At its beginnings, the movement was very similar to the Sufis and, at times, the Salafists. This was, however, substituted with the Muslim Brotherhood ideology which does not mind the use of violence to effect change. The movement adopted the thoughts of Sayyed Qotb, Hassan al-Banna and Pakistani scholar Syed Abul A’la Maududi.
Third, position of Ennahda toward the overthrow of the Brotherhood in Egypt and the effect of this overthrow on the movement in Tunisia
Ennahda and its leader, Rached Ghannouchi, strongly denounced the ousting of Muslim Brotherhood president Mohamed Mursi in Egypt, following the 2013 uprising. They described his ousting as a “military coup”. Ghannouchi even rejected the designation of the Muslim Brotherhood as a “terrorist” movement. The movement, he said, rejects all forms of violence. Abdelfattah Mourou, Ennahda’s deputy head, participated in a meeting organized by the International Organization of the Muslim Brotherhood in the northeastern Pakistani city of Lahore. During the meeting, organization members discussed the reasons behind the downfall of the Muslim Brotherhood rule in Egypt.
The overthrow of the Muslim Brotherhood regime in Egypt was shocking to almost all Islamist movements, Ennahda included. One of the reasons this happened was that there were similarities between political conditions in Egypt and Tunisia, especially since the eruption of the Arab Spring uprisings.
The post-Brotherhood downfall shock was one reason why Ennahda did not field a candidate in the Tunisian presidential election in 2014. The movement did not back any presidential candidate either.
The backward move Ennahda took on the Tunisian political stage was a direct ramification of the downfall of the Muslim Brotherhood in Egypt. The movement even claimed that it had nothing to do with the Brotherhood in order to evade growing public anger against the Brotherhood. Ghannouchi even criticized the International Organization of the Muslim Brotherhood.
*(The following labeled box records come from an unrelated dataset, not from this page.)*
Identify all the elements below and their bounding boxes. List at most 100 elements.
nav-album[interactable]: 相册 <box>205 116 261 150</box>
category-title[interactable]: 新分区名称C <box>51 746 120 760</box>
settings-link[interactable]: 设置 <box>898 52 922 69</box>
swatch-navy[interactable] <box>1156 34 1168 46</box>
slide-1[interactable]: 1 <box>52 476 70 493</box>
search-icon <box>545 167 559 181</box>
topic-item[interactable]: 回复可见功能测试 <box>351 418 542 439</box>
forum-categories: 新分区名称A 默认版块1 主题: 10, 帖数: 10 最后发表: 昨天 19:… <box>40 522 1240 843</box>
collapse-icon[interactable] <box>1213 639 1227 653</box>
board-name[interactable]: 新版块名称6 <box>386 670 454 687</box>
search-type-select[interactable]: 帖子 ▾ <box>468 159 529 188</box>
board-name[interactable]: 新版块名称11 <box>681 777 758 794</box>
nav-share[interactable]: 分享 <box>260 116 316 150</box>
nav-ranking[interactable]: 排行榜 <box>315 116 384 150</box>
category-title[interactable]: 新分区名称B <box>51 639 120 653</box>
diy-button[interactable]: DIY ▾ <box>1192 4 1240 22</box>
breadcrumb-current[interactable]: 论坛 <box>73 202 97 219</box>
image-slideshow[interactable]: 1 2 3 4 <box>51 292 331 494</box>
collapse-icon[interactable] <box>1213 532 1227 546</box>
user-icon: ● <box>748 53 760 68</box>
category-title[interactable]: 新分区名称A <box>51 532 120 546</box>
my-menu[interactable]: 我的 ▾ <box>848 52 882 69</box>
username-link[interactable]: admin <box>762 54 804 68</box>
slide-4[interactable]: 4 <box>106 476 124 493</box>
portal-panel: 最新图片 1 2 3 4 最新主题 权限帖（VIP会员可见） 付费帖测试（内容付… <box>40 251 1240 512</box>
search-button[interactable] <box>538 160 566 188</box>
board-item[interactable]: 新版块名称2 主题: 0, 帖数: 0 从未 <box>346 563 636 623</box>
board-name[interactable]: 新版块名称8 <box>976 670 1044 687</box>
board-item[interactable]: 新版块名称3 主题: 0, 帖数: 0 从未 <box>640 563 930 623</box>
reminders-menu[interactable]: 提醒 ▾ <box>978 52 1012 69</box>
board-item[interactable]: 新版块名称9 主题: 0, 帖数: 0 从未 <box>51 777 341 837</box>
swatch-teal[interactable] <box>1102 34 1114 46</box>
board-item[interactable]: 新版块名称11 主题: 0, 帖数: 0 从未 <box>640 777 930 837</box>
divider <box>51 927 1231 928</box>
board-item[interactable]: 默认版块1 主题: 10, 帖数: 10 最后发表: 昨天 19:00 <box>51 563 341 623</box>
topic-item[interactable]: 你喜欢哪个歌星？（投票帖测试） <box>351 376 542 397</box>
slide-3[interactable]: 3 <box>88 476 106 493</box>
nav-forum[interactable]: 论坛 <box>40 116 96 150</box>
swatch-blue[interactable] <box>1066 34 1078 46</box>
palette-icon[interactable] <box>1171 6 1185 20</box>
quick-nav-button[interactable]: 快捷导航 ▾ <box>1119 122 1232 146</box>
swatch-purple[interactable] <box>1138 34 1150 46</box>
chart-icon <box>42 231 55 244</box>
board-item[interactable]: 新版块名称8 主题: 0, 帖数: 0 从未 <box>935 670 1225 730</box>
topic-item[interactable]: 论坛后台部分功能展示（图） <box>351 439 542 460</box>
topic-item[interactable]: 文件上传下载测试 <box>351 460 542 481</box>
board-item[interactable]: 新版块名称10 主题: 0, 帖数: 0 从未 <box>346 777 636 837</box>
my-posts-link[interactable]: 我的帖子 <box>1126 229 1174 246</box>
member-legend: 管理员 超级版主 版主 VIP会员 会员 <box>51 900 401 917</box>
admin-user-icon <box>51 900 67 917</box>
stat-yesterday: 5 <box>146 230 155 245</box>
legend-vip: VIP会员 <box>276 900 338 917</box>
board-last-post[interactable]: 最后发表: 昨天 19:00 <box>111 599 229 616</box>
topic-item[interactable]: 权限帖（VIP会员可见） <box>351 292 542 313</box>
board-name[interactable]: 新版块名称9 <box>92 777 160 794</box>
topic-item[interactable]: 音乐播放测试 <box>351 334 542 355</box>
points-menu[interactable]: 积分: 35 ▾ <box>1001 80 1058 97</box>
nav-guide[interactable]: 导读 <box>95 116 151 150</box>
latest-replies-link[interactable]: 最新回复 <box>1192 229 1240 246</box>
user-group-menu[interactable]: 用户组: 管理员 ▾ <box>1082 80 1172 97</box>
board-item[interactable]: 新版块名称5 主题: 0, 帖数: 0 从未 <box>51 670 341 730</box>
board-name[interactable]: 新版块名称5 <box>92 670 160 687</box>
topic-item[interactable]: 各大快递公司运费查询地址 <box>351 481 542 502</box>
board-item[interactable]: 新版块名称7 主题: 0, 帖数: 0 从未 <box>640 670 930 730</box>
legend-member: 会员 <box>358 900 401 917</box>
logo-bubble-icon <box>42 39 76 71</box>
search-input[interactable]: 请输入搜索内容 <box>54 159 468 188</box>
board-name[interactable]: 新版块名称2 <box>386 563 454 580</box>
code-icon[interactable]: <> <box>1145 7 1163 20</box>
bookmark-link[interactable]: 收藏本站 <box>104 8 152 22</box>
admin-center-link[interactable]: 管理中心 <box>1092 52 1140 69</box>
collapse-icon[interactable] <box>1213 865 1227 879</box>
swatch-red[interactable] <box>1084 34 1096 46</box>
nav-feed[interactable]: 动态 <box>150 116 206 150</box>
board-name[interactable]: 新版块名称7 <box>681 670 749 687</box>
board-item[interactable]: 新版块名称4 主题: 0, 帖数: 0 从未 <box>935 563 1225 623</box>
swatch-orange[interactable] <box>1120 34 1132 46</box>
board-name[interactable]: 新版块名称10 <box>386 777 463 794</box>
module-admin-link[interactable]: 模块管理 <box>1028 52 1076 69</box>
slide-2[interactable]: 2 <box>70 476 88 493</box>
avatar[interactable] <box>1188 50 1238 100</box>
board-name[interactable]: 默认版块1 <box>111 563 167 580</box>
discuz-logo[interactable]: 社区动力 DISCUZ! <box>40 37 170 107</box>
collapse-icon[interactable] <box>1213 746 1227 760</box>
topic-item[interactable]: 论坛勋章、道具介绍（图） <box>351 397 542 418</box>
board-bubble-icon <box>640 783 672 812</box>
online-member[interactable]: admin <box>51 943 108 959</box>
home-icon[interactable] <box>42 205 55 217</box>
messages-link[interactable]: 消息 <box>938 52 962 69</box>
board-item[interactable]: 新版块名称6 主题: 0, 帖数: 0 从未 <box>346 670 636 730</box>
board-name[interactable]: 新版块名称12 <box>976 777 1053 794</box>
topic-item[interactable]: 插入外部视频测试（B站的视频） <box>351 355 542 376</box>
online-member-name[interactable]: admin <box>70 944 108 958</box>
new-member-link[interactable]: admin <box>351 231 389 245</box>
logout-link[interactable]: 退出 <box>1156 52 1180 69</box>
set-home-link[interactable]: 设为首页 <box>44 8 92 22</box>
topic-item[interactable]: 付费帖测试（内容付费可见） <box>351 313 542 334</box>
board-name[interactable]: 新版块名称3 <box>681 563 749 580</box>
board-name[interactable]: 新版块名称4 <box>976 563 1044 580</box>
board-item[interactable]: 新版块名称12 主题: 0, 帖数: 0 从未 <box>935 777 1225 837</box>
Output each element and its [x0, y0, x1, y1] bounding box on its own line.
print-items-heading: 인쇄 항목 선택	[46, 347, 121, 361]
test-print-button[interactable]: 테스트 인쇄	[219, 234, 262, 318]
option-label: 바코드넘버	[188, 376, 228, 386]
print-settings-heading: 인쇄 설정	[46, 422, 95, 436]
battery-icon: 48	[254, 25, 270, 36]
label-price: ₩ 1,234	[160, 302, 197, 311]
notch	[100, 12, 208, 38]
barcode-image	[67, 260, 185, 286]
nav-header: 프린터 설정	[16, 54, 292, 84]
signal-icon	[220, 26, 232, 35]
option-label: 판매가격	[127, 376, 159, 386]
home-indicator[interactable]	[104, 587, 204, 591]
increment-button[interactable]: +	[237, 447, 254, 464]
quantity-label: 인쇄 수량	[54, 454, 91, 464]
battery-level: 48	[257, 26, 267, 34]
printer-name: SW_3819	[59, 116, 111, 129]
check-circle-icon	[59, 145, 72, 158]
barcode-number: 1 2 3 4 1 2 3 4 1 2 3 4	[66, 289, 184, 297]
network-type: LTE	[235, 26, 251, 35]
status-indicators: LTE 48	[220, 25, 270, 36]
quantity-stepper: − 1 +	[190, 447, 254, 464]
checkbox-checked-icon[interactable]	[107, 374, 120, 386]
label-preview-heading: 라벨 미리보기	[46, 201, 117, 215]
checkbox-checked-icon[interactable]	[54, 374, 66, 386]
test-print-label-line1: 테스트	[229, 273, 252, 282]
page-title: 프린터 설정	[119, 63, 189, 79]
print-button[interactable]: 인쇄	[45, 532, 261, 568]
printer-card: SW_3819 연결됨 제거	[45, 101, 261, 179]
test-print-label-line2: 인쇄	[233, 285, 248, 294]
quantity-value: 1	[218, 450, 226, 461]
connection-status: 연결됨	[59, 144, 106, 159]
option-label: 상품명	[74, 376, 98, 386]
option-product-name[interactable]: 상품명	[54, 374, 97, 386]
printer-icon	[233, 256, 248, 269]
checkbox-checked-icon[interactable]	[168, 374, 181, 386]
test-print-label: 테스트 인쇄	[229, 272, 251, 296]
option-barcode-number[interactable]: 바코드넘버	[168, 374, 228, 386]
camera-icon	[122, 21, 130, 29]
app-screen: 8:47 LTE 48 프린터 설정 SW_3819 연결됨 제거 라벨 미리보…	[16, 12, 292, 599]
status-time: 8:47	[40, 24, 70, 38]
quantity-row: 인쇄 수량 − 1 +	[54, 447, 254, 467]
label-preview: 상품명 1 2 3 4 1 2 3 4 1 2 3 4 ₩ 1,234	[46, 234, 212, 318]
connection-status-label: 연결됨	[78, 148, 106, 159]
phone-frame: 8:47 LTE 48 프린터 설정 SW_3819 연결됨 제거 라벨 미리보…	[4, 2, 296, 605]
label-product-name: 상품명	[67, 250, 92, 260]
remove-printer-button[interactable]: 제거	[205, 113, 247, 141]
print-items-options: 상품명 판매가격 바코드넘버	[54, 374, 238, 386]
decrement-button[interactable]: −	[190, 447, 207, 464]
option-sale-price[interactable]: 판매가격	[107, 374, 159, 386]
Fourth, whether claims by Ennahda that it cut off its ties with the Brotherhood are sincere
Ennahda held its General Congress on May 20, 2016 to declare its separation from the Brotherhood. The movement founded its Ennahda Party and declared the separation of the movement from the party.
The branch of the Muslim Brotherhood in Jordan welcomed the new move on Ennahda’s part. In Egypt, the same move was totally overlooked. The International Organization of the Muslim Brotherhood did not care about the same move either.
By taking the new measures, Ennahda wanted to avoid clashes with the Tunisian society and state.
It also wanted to go hand in hand with regional changes, especially in Egypt, Syria and Libya where political Islam turned into a losing force.